シリコーンのようにつやつやになるわけではありませんが、
朝起きたときの髪の毛の水分保持が優秀なのでクリームやジェルを塗る前の
下地として愛用中です。
シリコーン&クレンジング
カーリーガールメソッドはストレートヘアの人よりも多くの種類のヘアプロダクトを使用します。
たとえ重ための油性分を避けていても、どうしても髪の毛に様々な成分が蓄積されていくのを感じます。
そんなとき私はいつものアミノ酸系シャンプーより少し強い洗浄剤(界面活性剤)の
クレンジングシャンプーを使います。
私は、敏感肌特化の美容系YouTuber・かずのすけさんの動画をよく観ているのですが…

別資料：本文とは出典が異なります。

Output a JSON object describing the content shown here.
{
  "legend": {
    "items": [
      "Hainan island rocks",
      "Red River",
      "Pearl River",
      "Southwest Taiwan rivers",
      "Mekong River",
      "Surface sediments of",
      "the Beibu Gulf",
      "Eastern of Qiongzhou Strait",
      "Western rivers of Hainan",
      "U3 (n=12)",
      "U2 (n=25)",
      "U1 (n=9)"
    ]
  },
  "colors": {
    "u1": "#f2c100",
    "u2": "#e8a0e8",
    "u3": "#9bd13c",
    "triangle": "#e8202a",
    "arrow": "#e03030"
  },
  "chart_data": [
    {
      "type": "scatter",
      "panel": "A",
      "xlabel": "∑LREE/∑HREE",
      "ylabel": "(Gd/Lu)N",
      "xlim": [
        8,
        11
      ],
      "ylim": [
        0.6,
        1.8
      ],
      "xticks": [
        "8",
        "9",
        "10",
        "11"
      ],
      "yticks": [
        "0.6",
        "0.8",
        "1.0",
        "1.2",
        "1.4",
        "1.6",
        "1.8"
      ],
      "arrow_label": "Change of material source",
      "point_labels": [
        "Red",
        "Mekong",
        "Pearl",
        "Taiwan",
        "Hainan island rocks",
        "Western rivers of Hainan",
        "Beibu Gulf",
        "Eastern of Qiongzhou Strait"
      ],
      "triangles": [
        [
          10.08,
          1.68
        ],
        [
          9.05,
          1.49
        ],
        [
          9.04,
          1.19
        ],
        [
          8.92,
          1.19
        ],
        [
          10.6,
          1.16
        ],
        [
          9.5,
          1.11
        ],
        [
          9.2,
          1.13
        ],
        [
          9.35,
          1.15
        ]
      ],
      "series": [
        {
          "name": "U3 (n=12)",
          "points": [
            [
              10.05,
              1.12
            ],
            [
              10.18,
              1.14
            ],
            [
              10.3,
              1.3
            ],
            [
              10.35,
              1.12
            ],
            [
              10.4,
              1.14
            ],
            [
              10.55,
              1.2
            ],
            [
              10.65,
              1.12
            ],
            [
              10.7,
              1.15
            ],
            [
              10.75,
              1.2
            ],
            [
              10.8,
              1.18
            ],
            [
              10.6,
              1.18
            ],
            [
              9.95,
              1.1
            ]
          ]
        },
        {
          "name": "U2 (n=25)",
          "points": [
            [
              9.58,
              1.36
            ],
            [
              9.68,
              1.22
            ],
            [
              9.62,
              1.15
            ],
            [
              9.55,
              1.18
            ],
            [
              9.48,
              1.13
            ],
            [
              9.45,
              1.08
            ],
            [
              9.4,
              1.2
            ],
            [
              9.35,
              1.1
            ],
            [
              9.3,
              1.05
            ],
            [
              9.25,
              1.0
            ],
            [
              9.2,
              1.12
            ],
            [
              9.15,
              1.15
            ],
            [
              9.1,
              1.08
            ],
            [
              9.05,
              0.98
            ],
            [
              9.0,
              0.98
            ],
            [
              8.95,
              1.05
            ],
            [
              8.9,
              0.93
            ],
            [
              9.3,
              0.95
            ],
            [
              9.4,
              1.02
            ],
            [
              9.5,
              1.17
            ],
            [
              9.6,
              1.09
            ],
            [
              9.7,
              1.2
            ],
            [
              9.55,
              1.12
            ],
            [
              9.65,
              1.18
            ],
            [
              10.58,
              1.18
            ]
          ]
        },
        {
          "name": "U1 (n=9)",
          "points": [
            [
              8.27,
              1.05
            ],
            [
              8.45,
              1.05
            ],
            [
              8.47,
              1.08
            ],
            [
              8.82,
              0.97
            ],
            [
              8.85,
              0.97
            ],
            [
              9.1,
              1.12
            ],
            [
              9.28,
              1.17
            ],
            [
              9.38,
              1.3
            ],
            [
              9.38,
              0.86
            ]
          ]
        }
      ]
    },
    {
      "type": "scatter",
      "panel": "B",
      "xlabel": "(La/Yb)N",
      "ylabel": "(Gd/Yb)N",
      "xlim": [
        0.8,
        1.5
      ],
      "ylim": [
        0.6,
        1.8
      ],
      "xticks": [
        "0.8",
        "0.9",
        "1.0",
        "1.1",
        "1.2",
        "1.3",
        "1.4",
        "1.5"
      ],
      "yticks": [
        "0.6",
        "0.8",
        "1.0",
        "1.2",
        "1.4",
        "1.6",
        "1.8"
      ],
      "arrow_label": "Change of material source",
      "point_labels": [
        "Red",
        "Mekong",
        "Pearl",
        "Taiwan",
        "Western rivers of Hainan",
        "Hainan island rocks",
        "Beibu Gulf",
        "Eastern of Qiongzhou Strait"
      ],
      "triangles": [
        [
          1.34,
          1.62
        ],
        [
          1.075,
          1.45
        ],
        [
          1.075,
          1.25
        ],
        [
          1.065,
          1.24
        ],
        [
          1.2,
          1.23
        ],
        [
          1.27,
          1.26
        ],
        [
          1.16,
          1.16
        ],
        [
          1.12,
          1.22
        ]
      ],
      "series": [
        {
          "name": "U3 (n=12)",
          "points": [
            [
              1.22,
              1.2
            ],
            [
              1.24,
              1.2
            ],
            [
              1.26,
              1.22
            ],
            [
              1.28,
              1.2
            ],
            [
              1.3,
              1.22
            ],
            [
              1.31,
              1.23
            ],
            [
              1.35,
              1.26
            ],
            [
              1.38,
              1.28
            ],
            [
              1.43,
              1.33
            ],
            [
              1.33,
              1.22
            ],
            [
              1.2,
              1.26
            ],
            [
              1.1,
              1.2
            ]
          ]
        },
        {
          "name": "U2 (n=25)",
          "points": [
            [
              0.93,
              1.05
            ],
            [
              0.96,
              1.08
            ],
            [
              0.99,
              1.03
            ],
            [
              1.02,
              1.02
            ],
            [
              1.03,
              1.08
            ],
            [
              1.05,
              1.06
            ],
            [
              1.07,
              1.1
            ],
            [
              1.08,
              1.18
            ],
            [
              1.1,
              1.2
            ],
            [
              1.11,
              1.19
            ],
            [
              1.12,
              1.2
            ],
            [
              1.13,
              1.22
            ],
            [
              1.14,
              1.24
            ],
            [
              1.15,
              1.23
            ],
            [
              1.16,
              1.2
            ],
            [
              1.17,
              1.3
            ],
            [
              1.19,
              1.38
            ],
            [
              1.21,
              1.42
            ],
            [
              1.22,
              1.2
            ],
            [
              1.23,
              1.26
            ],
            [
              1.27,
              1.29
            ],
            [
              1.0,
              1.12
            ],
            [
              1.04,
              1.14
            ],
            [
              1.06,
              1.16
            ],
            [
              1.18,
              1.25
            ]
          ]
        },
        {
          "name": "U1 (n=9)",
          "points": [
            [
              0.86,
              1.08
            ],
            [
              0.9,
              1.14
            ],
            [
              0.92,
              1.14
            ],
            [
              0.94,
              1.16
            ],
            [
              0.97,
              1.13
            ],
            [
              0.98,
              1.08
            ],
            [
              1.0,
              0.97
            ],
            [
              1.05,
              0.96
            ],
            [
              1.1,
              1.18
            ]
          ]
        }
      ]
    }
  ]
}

同じくアトピー肌で敏感、香料にも反応しやすいという背景がとても近いため、
彼が「問題なく使えたもの」には以前から強い関心があります。
かずのすけさんがおすすめされていた
クレンジングに特化したサロン系のプレシャンプー
(アミノ酸系ではありませんがサルフェートフリー)は、
私が普段使っているアマトラのアミノ酸系シャンプーよりも
洗浄力がやや高めな処方だったため使用する前に少し不安もありましたが、
今のところ痒みや刺激は出ておらず、問題なく使用できています。
カーリーガールメソッドではスタイリング剤を使う分、
定期的にウォッシュデーを設けて「素の髪」に戻すことがとても大切です。
このリセット感、想像以上に気持ちいいのです。
一度ビルドアップを落とし切って、
必要な成分だけをアウトバスなどで補うようにしたところ、
カールがより強く、そしてきれいに出るようになったと感じます。
もし最近、
「髪が少し重たい」
「なんとなくスタイリングしにくい」
と感じている方がいたら、
不要な成分がビルドアップしているサインかもしれません。
一度、ウォッシュデーを試してみるのもおすすめです。